Masalah kewarisan kaum perempuan yang tidak dikenal pada masa jahiliyah tiba-tiba Al-Qur'an mendekler mendapatkan warisan meskipun porsinya belum sama dengan porsi pembagian kaum laki-laki. Bahkan perempuan berfungsi sebagai "harta warisan" terhadap anak tiri laki-lakinya kalau suaminya meninggal. Jangankan anak perempuan, anak laki-laki yang belum akil-balig atau yang sudah uzur (tua bangka) tidak juga berhak mendapatkan harta warisan, karena konsep kewarisan dalam masyarakat Arab ketika itu terkait dengan konsep kepemilikan harta dalam sistem masyarakat qabiliyyah (tribal society), yang mirip dengan extended family. Konsep kepemilikan harta terkait dengan konsep pertahanan qabilah. Yang berhak mendapatkan harta ialah mereka yang dapat mengangkat pedang untuk membela eksistensi dan kelangsungan hidup qabilah.

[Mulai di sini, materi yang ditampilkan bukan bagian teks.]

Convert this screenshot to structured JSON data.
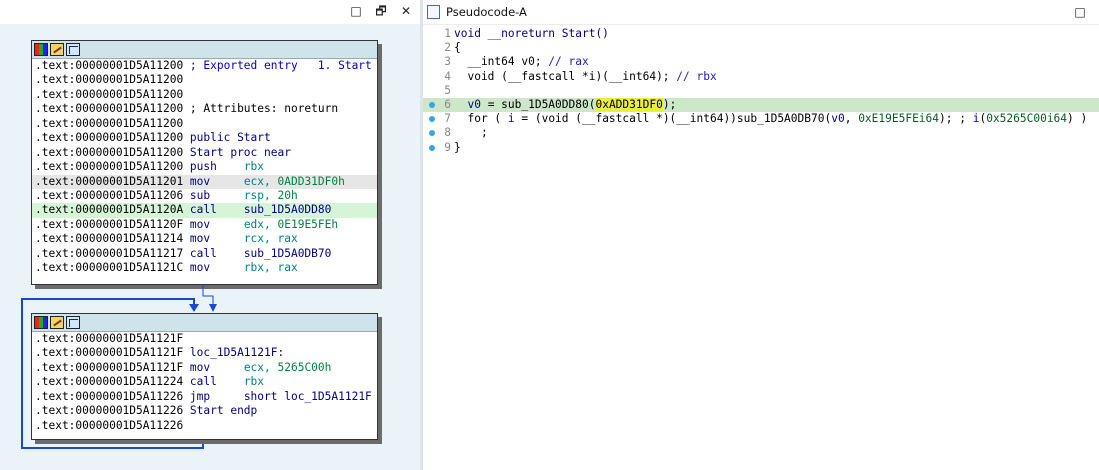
{
  "graph_pane": {
    "window_buttons": [
      "□",
      "🗗",
      "✕"
    ],
    "block1": {
      "lines": [
        {
          "addr": ".text:00000001D5A11200",
          "parts": [
            {
              "t": "cmt",
              "v": " ; Exported entry   1. Start"
            }
          ]
        },
        {
          "addr": ".text:00000001D5A11200",
          "parts": []
        },
        {
          "addr": ".text:00000001D5A11200",
          "parts": []
        },
        {
          "addr": ".text:00000001D5A11200",
          "parts": [
            {
              "t": "plain",
              "v": " ; Attributes: noreturn"
            }
          ]
        },
        {
          "addr": ".text:00000001D5A11200",
          "parts": []
        },
        {
          "addr": ".text:00000001D5A11200",
          "parts": [
            {
              "t": "name",
              "v": " public Start"
            }
          ]
        },
        {
          "addr": ".text:00000001D5A11200",
          "parts": [
            {
              "t": "name",
              "v": " Start proc near"
            }
          ]
        },
        {
          "addr": ".text:00000001D5A11200",
          "parts": [
            {
              "t": "mn",
              "v": " push    "
            },
            {
              "t": "op",
              "v": "rbx"
            }
          ]
        },
        {
          "addr": ".text:00000001D5A11201",
          "hl": "gray",
          "parts": [
            {
              "t": "mn",
              "v": " mov     "
            },
            {
              "t": "op",
              "v": "ecx, "
            },
            {
              "t": "num",
              "v": "0ADD31DF0h"
            }
          ]
        },
        {
          "addr": ".text:00000001D5A11206",
          "parts": [
            {
              "t": "mn",
              "v": " sub     "
            },
            {
              "t": "op",
              "v": "rsp, "
            },
            {
              "t": "num",
              "v": "20h"
            }
          ]
        },
        {
          "addr": ".text:00000001D5A1120A",
          "hl": "green",
          "parts": [
            {
              "t": "mn",
              "v": " call    "
            },
            {
              "t": "name",
              "v": "sub_1D5A0DD80"
            }
          ]
        },
        {
          "addr": ".text:00000001D5A1120F",
          "parts": [
            {
              "t": "mn",
              "v": " mov     "
            },
            {
              "t": "op",
              "v": "edx, "
            },
            {
              "t": "num",
              "v": "0E19E5FEh"
            }
          ]
        },
        {
          "addr": ".text:00000001D5A11214",
          "parts": [
            {
              "t": "mn",
              "v": " mov     "
            },
            {
              "t": "op",
              "v": "rcx, rax"
            }
          ]
        },
        {
          "addr": ".text:00000001D5A11217",
          "parts": [
            {
              "t": "mn",
              "v": " call    "
            },
            {
              "t": "name",
              "v": "sub_1D5A0DB70"
            }
          ]
        },
        {
          "addr": ".text:00000001D5A1121C",
          "parts": [
            {
              "t": "mn",
              "v": " mov     "
            },
            {
              "t": "op",
              "v": "rbx, rax"
            }
          ]
        }
      ]
    },
    "block2": {
      "lines": [
        {
          "addr": ".text:00000001D5A1121F",
          "parts": []
        },
        {
          "addr": ".text:00000001D5A1121F",
          "parts": [
            {
              "t": "name",
              "v": " loc_1D5A1121F:"
            }
          ]
        },
        {
          "addr": ".text:00000001D5A1121F",
          "parts": [
            {
              "t": "mn",
              "v": " mov     "
            },
            {
              "t": "op",
              "v": "ecx, "
            },
            {
              "t": "num",
              "v": "5265C00h"
            }
          ]
        },
        {
          "addr": ".text:00000001D5A11224",
          "parts": [
            {
              "t": "mn",
              "v": " call    "
            },
            {
              "t": "op",
              "v": "rbx"
            }
          ]
        },
        {
          "addr": ".text:00000001D5A11226",
          "parts": [
            {
              "t": "mn",
              "v": " jmp     "
            },
            {
              "t": "name",
              "v": "short loc_1D5A1121F"
            }
          ]
        },
        {
          "addr": ".text:00000001D5A11226",
          "parts": [
            {
              "t": "name",
              "v": " Start endp"
            }
          ]
        },
        {
          "addr": ".text:00000001D5A11226",
          "parts": []
        }
      ]
    }
  },
  "code_pane": {
    "tab_title": "Pseudocode-A",
    "maximize_button": "□",
    "lines": [
      {
        "n": "1",
        "dot": false,
        "parts": [
          {
            "t": "kw",
            "v": "void __noreturn Start()"
          }
        ]
      },
      {
        "n": "2",
        "dot": false,
        "parts": [
          {
            "t": "plain",
            "v": "{"
          }
        ]
      },
      {
        "n": "3",
        "dot": false,
        "parts": [
          {
            "t": "plain",
            "v": "  __int64 v0; "
          },
          {
            "t": "cm",
            "v": "// rax"
          }
        ]
      },
      {
        "n": "4",
        "dot": false,
        "parts": [
          {
            "t": "plain",
            "v": "  void (__fastcall *i)(__int64); "
          },
          {
            "t": "cm",
            "v": "// rbx"
          }
        ]
      },
      {
        "n": "5",
        "dot": false,
        "parts": []
      },
      {
        "n": "6",
        "dot": true,
        "hl": true,
        "parts": [
          {
            "t": "var",
            "v": "  v0"
          },
          {
            "t": "plain",
            "v": " = sub_1D5A0DD80("
          },
          {
            "t": "yhl",
            "v": "0xADD31DF0"
          },
          {
            "t": "plain",
            "v": ");"
          }
        ]
      },
      {
        "n": "7",
        "dot": true,
        "parts": [
          {
            "t": "plain",
            "v": "  for ( "
          },
          {
            "t": "var",
            "v": "i"
          },
          {
            "t": "plain",
            "v": " = (void (__fastcall *)(__int64))sub_1D5A0DB70("
          },
          {
            "t": "var",
            "v": "v0"
          },
          {
            "t": "plain",
            "v": ", "
          },
          {
            "t": "num",
            "v": "0xE19E5FEi64"
          },
          {
            "t": "plain",
            "v": "); ; "
          },
          {
            "t": "var",
            "v": "i"
          },
          {
            "t": "plain",
            "v": "("
          },
          {
            "t": "num",
            "v": "0x5265C00i64"
          },
          {
            "t": "plain",
            "v": ") )"
          }
        ]
      },
      {
        "n": "8",
        "dot": true,
        "parts": [
          {
            "t": "plain",
            "v": "    ;"
          }
        ]
      },
      {
        "n": "9",
        "dot": true,
        "parts": [
          {
            "t": "plain",
            "v": "}"
          }
        ]
      }
    ]
  }
}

Oleh karena itu, yang berhak untuk mendapatkan harta warisan hanya laki-laki yang kuat, sudah akil-balig dan belum uzur.
Masalah persaksian kaum perempuan yang juga tidak dikenal pada masa jahiliyah, Al-Qur'an tiba-tiba memberi kesempatan kepada kaum perempuan bisa menjadi saksi, terutama dalam urusan bisnis (Q.S. al-Baqarah/2:282). Hal ini membuat bangsa Arab kaget terhadap terobosan itu.
Masalah aqiqah atau pesta kelahiran anak laki-laki, juga ikut menghebohkan dunia Arab saat itu karena sama dengan kewarisan dan persaksian, aqiqah itu hanya dikenal dalam dunia kaum laki-laki tiba-tiba Islam dating memberi kesempatan kaum perempuan untuk di aqiqah. Dalam masyarakat qabiliyyah, kelahiran anak laki-laki merupakan suatu kebanggaan tersendiri. Sebaliknya jika yang lahir anak perempuan maka mereka bersedih hati dan bermuka masam, seperti diisyaratkan dalam Al-Qur'an. Kelahiran seorang anak laki-laki selalu disambut dalam berbagai acara dan upacara ('aqiqah). Sebaliknya anak perempuan tidak pernah mendapatkan perayaan khusus.
Masalah poligami yang tak terbatas di zaman jahiliyah tiba-tiba dibatasi oleh Al-Qur'an (Q.S. al-Nisa'/4:3) maksimum hanya empat, itupun setelah melalui persyaratan yang amat ketat, juga mengagetkan masyarakat Arab saat itu. Islam memperkenalkan azas perkawinan monogami, bukan poligami, tentu saja sesuatu yang luar biasa saat itu.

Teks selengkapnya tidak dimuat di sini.